Does anyone know a counterexample to the following fact: let $\Omega$ be a smooth domain in $\mathbf{R}^n$. Then $T(W^{2,2}) \subset C(\partial \Omega)$. I admit that i do not know much about trace spaces, and looking on adams it seems that this is wrong, but I would like to know if there is a direct counterexample

Answer 1

NOTATION. I write $H^s(\Omega)$ to denote $W^{s, 2}(\Omega)$.

The rationale behind this is the following: letting $$Tu:=\left. u \right|_{\partial \Omega}$$ denote the trace operator, we know that $$T\colon H^s(\Omega)\to H^{s-\frac12}(\partial\Omega), \qquad \forall s>\frac12,$$ and $T$ is surjective. Now, the space $H^{s-\frac12}(\partial \Omega)$ embeds in $C(\partial \Omega)$ if and only if $s-\frac12 >\frac{n-1}{2}$, because $\partial \Omega$ is a dimension $n-1$ manifold. On the other hand, the space $H^s(\Omega)$ embeds in $C(\Omega)$ if and only if $s>\frac n2$, which is exactly the same condition as before.

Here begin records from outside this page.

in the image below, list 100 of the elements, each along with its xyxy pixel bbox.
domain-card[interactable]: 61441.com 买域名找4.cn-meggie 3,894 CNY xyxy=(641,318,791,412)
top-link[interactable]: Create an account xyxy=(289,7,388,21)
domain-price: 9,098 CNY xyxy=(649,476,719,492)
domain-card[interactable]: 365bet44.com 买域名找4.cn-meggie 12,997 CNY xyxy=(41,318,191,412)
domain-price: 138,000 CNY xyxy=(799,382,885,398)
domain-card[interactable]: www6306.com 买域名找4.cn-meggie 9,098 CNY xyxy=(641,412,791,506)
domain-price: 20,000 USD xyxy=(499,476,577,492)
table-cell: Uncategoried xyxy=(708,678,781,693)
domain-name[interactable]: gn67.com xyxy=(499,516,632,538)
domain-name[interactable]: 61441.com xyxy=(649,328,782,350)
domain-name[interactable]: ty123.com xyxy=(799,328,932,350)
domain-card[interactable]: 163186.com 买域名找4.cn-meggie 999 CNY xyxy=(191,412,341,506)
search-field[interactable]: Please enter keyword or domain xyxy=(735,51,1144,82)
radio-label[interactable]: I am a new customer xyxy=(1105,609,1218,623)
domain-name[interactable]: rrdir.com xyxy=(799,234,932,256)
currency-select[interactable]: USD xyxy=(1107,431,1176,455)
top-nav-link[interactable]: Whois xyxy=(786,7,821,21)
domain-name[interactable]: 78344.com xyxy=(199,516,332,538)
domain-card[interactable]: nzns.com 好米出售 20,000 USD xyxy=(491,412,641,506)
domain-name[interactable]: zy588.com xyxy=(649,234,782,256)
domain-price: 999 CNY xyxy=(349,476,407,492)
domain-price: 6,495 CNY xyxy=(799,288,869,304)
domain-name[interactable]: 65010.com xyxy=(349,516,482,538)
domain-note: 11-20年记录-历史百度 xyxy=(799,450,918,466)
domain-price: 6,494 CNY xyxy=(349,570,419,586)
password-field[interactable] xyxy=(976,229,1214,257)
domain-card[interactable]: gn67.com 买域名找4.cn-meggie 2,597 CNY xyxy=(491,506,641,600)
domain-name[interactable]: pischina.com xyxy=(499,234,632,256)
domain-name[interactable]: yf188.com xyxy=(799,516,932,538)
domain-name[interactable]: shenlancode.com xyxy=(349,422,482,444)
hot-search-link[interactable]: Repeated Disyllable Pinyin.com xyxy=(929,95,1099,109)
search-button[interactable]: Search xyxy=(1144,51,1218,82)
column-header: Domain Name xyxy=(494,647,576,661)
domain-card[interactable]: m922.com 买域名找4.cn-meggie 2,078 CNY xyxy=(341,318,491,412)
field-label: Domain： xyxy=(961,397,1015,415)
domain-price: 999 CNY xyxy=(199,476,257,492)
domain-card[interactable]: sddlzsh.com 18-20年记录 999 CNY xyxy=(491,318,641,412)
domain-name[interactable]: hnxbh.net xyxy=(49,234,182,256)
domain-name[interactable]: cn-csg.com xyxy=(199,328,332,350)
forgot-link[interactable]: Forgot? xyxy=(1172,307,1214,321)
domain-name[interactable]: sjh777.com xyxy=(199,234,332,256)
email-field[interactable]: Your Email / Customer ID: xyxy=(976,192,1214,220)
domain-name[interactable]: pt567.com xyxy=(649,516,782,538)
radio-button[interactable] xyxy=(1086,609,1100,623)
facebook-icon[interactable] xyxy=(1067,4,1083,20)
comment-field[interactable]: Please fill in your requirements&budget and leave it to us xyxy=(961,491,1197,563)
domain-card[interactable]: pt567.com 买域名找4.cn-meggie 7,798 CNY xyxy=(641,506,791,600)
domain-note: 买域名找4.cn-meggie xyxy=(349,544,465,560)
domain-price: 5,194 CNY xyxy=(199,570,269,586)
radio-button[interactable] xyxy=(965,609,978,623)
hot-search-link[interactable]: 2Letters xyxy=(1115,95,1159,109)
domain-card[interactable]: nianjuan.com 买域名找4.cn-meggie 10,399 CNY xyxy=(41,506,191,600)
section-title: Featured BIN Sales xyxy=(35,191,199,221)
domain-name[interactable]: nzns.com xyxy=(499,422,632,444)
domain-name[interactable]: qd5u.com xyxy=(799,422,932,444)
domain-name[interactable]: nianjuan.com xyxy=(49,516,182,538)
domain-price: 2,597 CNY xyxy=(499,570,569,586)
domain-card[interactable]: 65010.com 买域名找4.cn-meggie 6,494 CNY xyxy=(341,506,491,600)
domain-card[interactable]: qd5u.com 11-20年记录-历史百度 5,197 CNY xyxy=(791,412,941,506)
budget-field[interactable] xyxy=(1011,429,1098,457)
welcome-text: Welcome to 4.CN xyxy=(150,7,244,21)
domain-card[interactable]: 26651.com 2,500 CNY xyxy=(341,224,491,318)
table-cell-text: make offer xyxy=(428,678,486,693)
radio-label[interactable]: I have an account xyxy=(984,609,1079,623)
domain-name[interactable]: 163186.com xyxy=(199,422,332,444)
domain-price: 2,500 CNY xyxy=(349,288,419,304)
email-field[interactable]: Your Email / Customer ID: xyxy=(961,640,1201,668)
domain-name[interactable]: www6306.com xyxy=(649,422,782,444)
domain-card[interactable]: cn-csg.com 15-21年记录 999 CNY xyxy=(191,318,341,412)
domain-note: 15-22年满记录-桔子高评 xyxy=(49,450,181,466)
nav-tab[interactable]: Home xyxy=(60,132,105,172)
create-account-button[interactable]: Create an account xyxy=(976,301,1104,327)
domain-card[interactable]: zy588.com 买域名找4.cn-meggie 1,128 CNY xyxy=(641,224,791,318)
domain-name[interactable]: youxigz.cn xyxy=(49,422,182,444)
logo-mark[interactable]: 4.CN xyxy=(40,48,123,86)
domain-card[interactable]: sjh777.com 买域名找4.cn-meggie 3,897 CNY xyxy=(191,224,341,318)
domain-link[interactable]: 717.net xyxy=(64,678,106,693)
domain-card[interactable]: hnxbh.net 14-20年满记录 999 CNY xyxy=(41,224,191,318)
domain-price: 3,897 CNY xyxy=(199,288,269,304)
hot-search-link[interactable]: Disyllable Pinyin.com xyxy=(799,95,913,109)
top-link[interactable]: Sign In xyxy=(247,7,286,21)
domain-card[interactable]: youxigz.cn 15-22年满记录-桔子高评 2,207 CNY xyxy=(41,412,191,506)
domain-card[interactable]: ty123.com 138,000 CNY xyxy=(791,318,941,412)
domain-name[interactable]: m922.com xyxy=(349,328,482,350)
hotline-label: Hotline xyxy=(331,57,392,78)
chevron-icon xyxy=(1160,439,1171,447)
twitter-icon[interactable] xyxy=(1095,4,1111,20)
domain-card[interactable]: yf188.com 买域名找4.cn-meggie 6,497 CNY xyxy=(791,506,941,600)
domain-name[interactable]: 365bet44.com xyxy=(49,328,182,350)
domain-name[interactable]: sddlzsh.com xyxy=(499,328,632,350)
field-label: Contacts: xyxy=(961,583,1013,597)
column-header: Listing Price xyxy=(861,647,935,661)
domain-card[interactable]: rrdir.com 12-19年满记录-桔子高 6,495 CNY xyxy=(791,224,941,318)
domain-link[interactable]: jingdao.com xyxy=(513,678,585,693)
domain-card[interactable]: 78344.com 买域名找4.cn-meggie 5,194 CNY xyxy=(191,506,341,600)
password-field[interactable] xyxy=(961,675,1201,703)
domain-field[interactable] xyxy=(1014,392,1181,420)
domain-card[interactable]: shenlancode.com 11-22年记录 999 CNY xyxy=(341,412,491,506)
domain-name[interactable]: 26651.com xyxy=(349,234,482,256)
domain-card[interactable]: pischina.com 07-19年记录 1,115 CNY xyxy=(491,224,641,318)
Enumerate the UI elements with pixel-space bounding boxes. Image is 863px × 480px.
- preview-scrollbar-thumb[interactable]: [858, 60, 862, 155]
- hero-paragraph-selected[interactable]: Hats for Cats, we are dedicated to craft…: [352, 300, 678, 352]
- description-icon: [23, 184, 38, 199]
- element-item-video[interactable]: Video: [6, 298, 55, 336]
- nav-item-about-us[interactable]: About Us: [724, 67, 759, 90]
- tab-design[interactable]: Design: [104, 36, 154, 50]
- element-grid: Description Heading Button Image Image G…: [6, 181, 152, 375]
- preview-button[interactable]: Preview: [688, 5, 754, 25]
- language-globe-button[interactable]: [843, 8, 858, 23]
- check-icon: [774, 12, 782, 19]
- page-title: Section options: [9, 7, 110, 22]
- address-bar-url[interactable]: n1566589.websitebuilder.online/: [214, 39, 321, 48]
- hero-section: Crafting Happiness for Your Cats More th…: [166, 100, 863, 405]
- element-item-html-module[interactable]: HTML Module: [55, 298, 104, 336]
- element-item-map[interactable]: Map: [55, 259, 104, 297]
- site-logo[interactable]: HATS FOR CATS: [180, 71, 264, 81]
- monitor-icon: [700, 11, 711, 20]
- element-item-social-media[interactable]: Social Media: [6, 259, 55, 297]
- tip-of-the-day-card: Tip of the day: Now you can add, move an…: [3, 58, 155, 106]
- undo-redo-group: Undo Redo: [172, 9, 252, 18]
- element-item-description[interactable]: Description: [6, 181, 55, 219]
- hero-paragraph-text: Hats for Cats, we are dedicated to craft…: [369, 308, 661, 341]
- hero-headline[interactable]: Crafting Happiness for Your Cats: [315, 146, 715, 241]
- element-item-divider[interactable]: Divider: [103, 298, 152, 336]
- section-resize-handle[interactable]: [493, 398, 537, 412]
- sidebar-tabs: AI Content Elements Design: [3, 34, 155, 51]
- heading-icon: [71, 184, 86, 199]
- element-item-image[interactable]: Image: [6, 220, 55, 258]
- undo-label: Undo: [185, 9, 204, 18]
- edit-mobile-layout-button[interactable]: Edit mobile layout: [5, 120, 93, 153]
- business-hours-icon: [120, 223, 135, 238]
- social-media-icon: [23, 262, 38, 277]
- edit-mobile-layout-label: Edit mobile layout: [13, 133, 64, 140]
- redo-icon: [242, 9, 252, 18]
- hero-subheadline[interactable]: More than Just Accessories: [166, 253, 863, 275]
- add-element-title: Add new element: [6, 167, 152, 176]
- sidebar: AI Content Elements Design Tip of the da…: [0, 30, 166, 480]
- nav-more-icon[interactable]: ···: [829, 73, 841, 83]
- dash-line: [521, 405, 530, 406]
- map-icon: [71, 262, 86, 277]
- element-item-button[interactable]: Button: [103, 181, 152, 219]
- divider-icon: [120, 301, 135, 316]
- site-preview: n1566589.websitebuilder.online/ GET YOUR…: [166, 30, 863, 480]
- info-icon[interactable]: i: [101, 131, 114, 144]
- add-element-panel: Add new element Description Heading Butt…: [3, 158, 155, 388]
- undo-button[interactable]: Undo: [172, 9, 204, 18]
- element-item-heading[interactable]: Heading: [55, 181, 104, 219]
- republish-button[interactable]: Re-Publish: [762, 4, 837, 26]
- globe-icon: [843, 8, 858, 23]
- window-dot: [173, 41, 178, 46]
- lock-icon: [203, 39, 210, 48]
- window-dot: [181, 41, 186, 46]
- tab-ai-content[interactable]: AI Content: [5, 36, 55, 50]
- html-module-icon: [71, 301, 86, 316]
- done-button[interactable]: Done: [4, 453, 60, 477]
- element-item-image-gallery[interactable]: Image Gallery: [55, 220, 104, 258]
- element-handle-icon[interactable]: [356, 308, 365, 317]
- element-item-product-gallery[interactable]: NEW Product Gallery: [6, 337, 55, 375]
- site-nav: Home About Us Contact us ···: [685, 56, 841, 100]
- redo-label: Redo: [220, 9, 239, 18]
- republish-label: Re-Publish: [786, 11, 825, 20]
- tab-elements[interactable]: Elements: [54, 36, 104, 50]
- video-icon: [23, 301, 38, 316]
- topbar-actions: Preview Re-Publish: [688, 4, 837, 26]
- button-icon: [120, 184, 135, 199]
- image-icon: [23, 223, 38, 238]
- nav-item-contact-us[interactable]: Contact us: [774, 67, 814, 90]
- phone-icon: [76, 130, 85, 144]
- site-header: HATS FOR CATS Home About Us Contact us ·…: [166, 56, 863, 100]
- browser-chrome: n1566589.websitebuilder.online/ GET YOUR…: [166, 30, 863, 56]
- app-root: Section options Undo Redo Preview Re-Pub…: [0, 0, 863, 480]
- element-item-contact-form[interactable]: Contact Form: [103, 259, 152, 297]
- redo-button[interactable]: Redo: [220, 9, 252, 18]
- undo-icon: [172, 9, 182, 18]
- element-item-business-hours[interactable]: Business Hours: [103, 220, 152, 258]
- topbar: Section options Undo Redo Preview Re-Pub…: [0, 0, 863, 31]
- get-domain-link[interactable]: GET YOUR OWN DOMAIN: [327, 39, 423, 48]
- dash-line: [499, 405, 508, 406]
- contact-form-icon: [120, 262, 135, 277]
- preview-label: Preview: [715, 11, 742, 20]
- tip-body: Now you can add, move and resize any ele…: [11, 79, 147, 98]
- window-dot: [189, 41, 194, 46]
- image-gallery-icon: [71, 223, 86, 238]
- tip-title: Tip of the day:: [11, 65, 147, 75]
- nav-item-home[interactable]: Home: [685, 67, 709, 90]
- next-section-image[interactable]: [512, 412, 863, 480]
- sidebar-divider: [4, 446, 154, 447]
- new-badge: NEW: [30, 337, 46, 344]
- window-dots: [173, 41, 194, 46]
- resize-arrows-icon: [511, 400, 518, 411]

We conclude that the trace space $H^{s-\frac12}(\partial \Omega)$ embeds into $C(\partial \Omega)$ if and only if the original space $H^s(\Omega)$ embeds into $C(\Omega)$.

You are concerned with $s=2$, in which case we have this embedding if and only if $n\le 3$. For $n\ge 4$ you can construct an explicit example of a function in $H^2(\mathbb R^4_+)$ that has a singularity at the origin, so that its trace to $\mathbb R^3$ is not continuous. (Here $\mathbb R^4_+=\{(x_1, x_2, x_3, x_4)\ :\ x_4\ge 0\}$.)